31.7.04

por ejemplo yo seré tu falo

Lo quería como quien quiere a un avestruz, como quien lleva pañuelos de tela en los bolsillos. Yo le decía constantemente que no lo entiendo Claudia, que no lo entiendo, que las cosas no surgen así, de repente. Empezó a hablar de alimentación, de alimentarnos los unos a los otros, de que todos teníamos carencias y, entiéndelo, es placentero que te sacien. Por ejemplo, continuó, yo necesitaba como oxígeno en sangre que alguien me escuchara hablar de mi ausencia de padre, que atendiera cuando persevero en ideas sabidas, cuando vuelvo a las sandeces habituales.

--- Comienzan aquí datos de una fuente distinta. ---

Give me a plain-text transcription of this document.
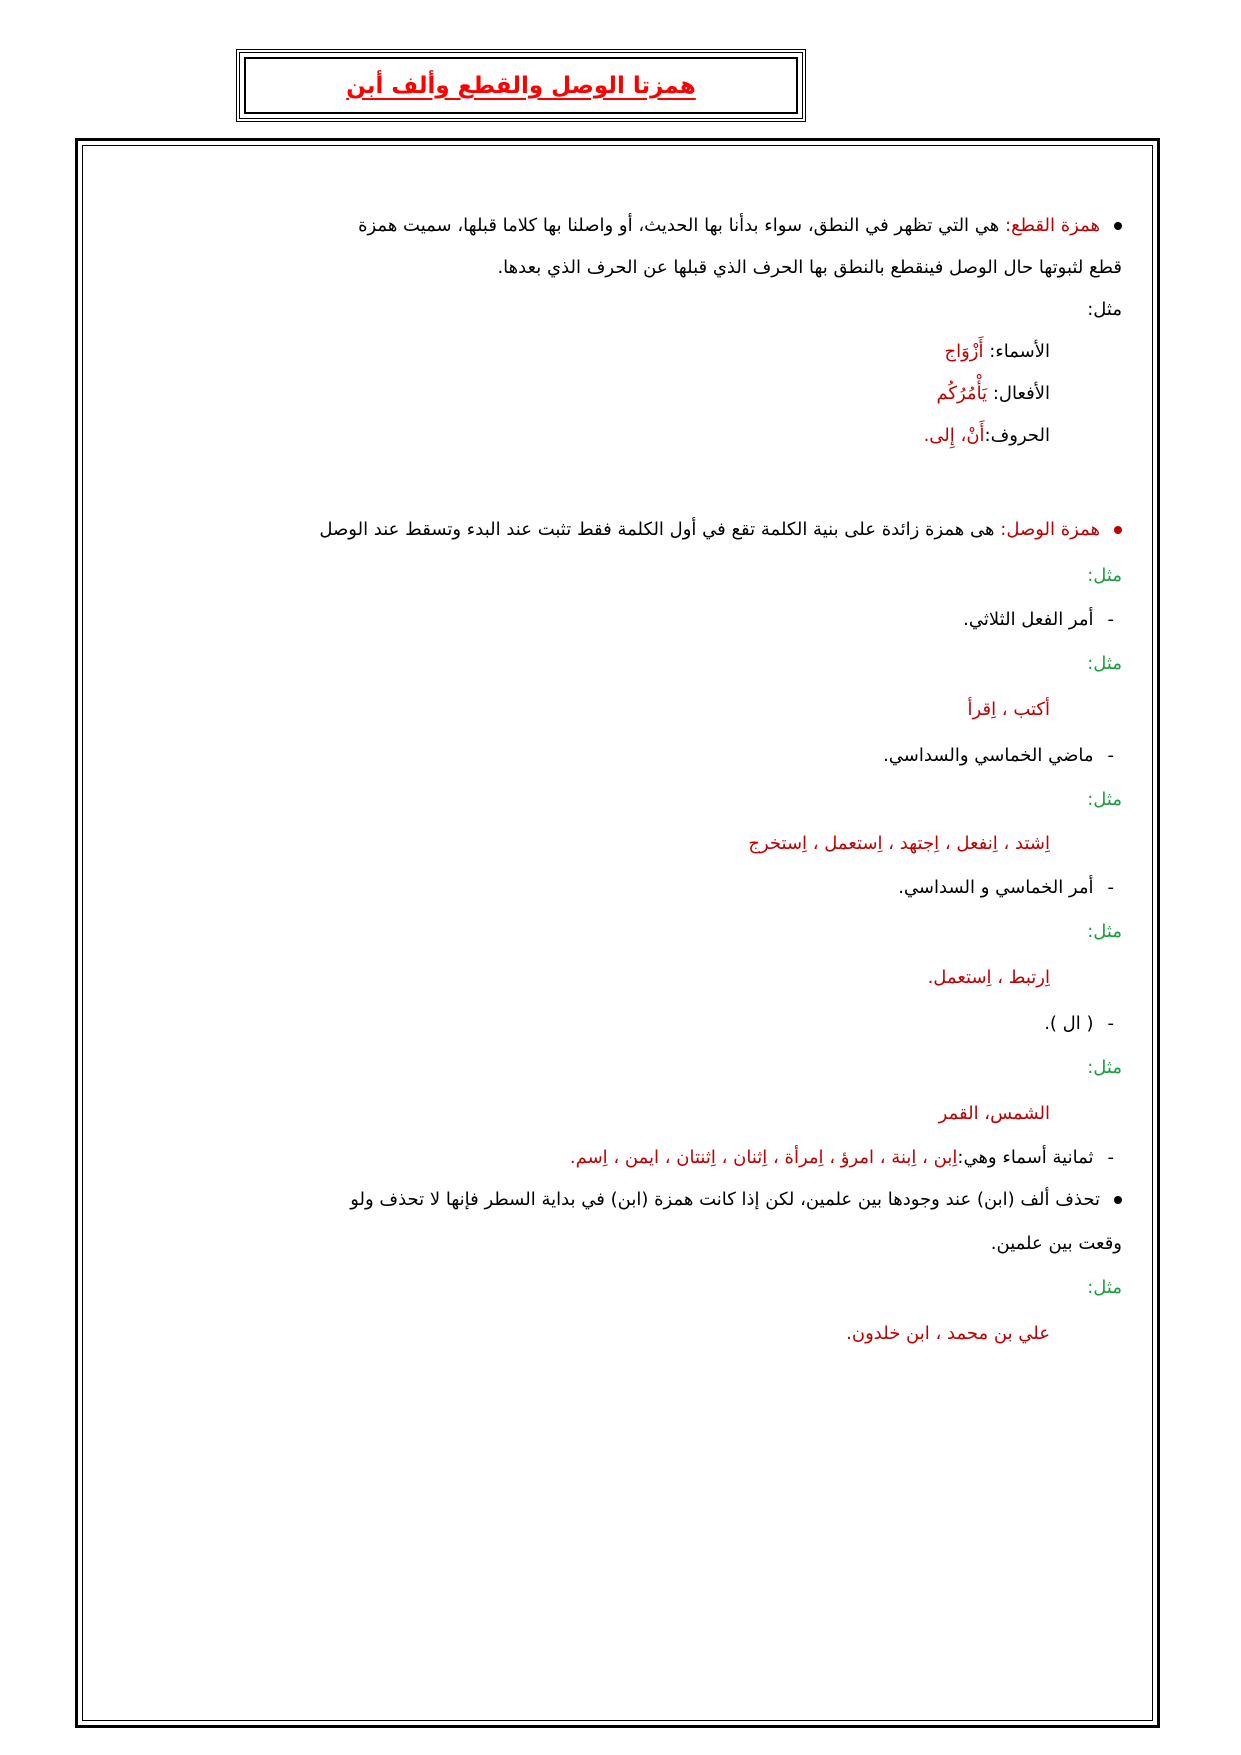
همزتا الوصل والقطع وألف أبن
همزة القطع: هي التي تظهر في النطق، سواء بدأنا بها الحديث، أو واصلنا بها كلاما قبلها، سميت همزة
قطع لثبوتها حال الوصل فينقطع بالنطق بها الحرف الذي قبلها عن الحرف الذي بعدها.
مثل:
الأسماء: أَزْوَاج
الأفعال: يَأْمُرُكُم
الحروف:أَنْ، إِلى.
همزة الوصل: هى همزة زائدة على بنية الكلمة تقع في أول الكلمة فقط تثبت عند البدء وتسقط عند الوصل
مثل:
-أمر الفعل الثلاثي.
مثل:
أكتب ، اِقرأ
-ماضي الخماسي والسداسي.
مثل:
اِشتد ، اِنفعل ، اِجتهد ، اِستعمل ، اِستخرج
-أمر الخماسي و السداسي.
مثل:
اِرتبط ، اِستعمل.
-( ال ).
مثل:
الشمس، القمر
-ثمانية أسماء وهي:اِبن ، اِبنة ، امرؤ ، اِمرأة ، اِثنان ، اِثنتان ، ايمن ، اِسم.
تحذف ألف (ابن) عند وجودها بين علمين، لكن إذا كانت همزة (ابن) في بداية السطر فإنها لا تحذف ولو
وقعت بين علمين.
مثل:
علي بن محمد ، ابن خلدون.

Ahora era yo y no él quien la aguantaba. Ella estaba tranquila; era evidente que su nueva relación le sentaba bien, que tenía más color en sus mejillas, más regordeta, que sus pecas eran menos, aunque más precisas.
Realmente creo que él no me entiende, pero está bien, sabes. Lo de mi padre lo reduce a un análisis freudiano: mis desequilibrios emocionales parten de la inexistencia de un pilar fálico en mi vida. Yo seré tu falo, me suele decir a risotadas cada vez que sale el tema. No sé si amo estas carcajadas, no lo sé. Pero la verdadera cuestión, al final, es que acepta mi conversación, me oye, y aún más importante, yo consigo calmar su sed de cuerpos jóvenes. Nos alimentamos.
Claudia hablaba siempre demasiado y rara vez atendía a lo que pudiera estar pensando su interlocutor. Me pregunto si juzga a las personas o sólo a sí misma. Ves, no es como tú, a él sí que puedo ayudarlo, no es autosuficiente, es consciente de sus carencias y acepta la cuchara de otros.